Oui, l'expérience est belle mais:
1/ la comparaison aux résultats de 1963 n'a pas lieu d'être
2/ Elle a servi de bélier à une propagande glauque
3/ Sans faire de l'angélisme à deux francs 6 sous de classe moyenne (sic)...sous couvert de dénoncer l'hypocrisie de l'éthique et de ses chartes, on en vient à oublier un certain code de déontologie professionnelle. Le message eut été tout aussi percutant (davantage même) en floutant "malgré eux" les visages des candidats désireux de "passer à la TV" (décharge signée en amont pour une éventualité de droit à l'image puis floutage puis décharge quant aux risques encourus a posteriori si souhait de participer à découvert hors documentaire/expérience puis suivi psy véritable et non seulement prise de contact pour passation de post-questionnaire incluant un item "tout va bien pour vous?").

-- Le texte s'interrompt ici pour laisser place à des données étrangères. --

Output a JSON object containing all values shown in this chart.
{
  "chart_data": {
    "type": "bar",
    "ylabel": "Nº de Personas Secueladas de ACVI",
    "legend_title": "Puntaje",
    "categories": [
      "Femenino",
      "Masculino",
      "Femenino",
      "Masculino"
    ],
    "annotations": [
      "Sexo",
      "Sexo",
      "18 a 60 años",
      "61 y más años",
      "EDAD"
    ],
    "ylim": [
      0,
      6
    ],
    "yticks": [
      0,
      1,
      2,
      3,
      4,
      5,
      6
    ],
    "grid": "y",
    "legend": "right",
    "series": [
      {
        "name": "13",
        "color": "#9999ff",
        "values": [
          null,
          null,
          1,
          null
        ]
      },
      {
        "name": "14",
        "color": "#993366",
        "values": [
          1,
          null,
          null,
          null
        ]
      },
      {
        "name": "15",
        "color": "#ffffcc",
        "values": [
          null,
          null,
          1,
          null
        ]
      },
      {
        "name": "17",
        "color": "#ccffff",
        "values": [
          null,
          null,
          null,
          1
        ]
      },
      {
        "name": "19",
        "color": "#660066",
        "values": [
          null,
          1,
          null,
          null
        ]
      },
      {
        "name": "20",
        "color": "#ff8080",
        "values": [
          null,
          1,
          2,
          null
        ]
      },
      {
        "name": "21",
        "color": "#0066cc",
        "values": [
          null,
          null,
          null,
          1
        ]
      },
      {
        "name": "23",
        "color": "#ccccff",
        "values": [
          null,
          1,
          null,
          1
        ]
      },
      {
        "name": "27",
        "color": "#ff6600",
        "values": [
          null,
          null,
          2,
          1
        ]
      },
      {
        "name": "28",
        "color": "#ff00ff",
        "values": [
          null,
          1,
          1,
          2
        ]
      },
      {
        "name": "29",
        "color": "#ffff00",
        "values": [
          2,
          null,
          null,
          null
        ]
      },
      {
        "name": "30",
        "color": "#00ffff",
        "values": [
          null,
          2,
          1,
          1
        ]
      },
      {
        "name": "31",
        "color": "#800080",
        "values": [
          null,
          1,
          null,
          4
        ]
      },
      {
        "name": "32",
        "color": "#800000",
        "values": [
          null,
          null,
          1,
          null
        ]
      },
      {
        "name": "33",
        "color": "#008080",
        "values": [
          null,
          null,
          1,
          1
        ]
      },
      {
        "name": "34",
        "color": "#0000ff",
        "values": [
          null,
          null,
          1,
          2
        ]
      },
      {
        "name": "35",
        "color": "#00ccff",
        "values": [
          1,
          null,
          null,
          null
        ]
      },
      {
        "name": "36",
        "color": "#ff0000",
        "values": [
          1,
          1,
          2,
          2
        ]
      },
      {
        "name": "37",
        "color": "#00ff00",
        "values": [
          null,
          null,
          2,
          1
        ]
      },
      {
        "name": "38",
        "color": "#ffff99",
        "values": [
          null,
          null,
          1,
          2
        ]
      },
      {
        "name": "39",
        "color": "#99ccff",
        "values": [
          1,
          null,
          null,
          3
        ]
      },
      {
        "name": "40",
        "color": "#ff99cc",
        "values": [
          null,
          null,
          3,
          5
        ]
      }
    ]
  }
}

Mais bon après tout on en demandait pas tant à Oppenheimer.

dvanw a dit…

Suis pas sur de comprendre pourquoi la comparaison (que je n'ai d'ailleurs pas traitée) n'a pas lieu d'être. L'autorité change, mais le protocole reste quand même très proche...

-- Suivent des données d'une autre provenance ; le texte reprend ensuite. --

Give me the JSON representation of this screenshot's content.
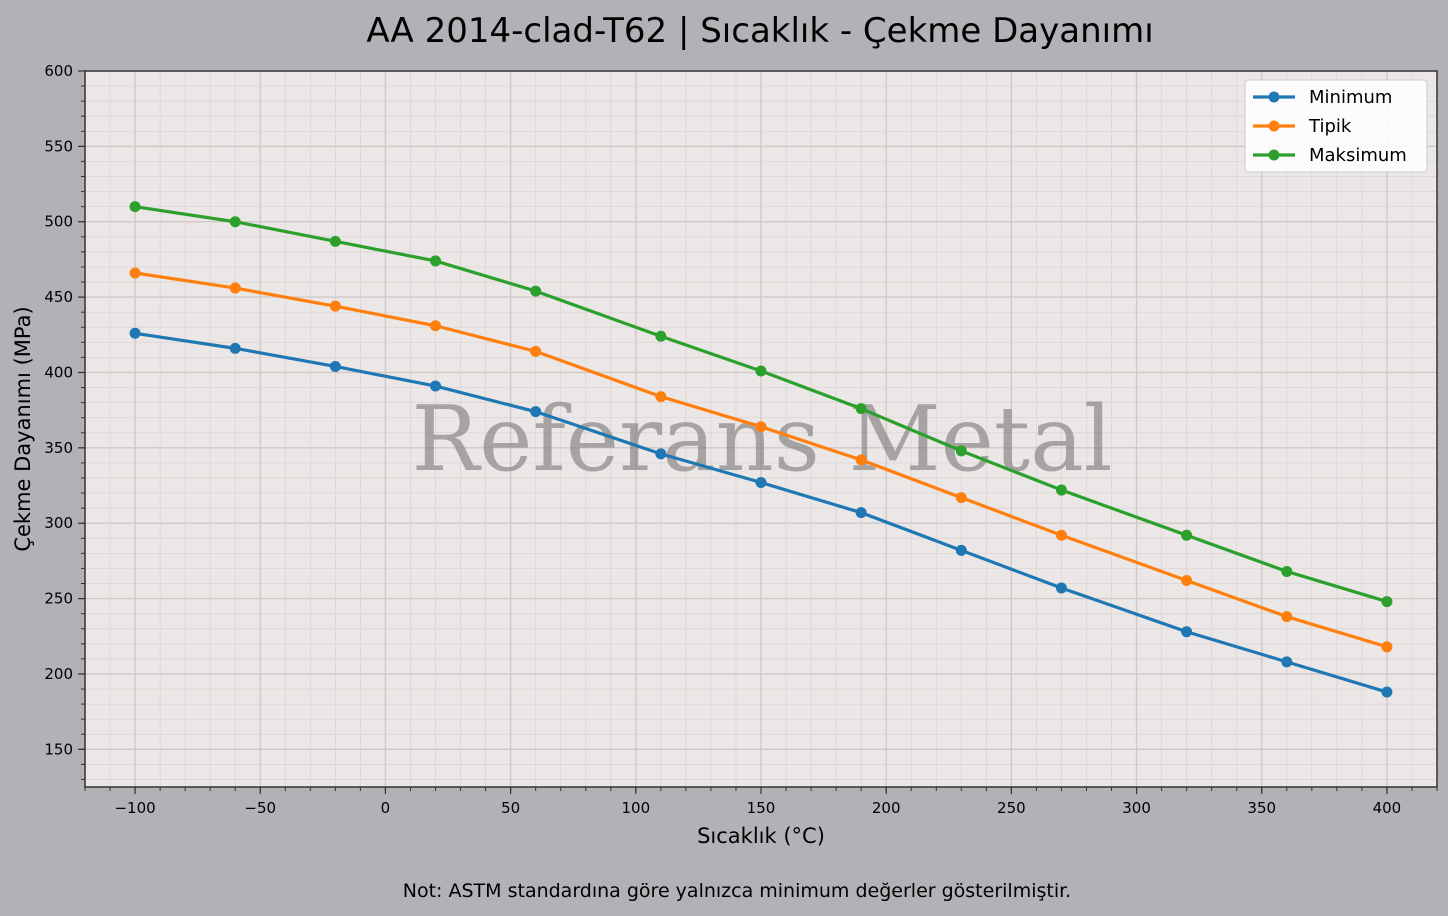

"Propagande glauque" ? J'imagine que tu sais que c'est justement un concept inventé par Jean-Léon Beauvois soi-même pour décrire la "fabrique de l'opinion par les médias" (cf. http://liberalisme-democraties-debat-public.com/spip.php?article26 ) ? Je veux bien qu'on retourne le concept contre son auteur mais ça suppose d'argumenter un minimum, non ?

Xochipilli a dit…
Ce commentaire a été supprimé par l'auteur.
Xochipilli a dit…

Il y a une autre leçon à cette émission. Au cours de l'enregistrement Christophe Hondelatte a illustré de manière magistrale l'autoritarisme d'un présentateur par rapport à ses invités et les limites de l'exercice où la télé prétend se remettre elle-même en cause.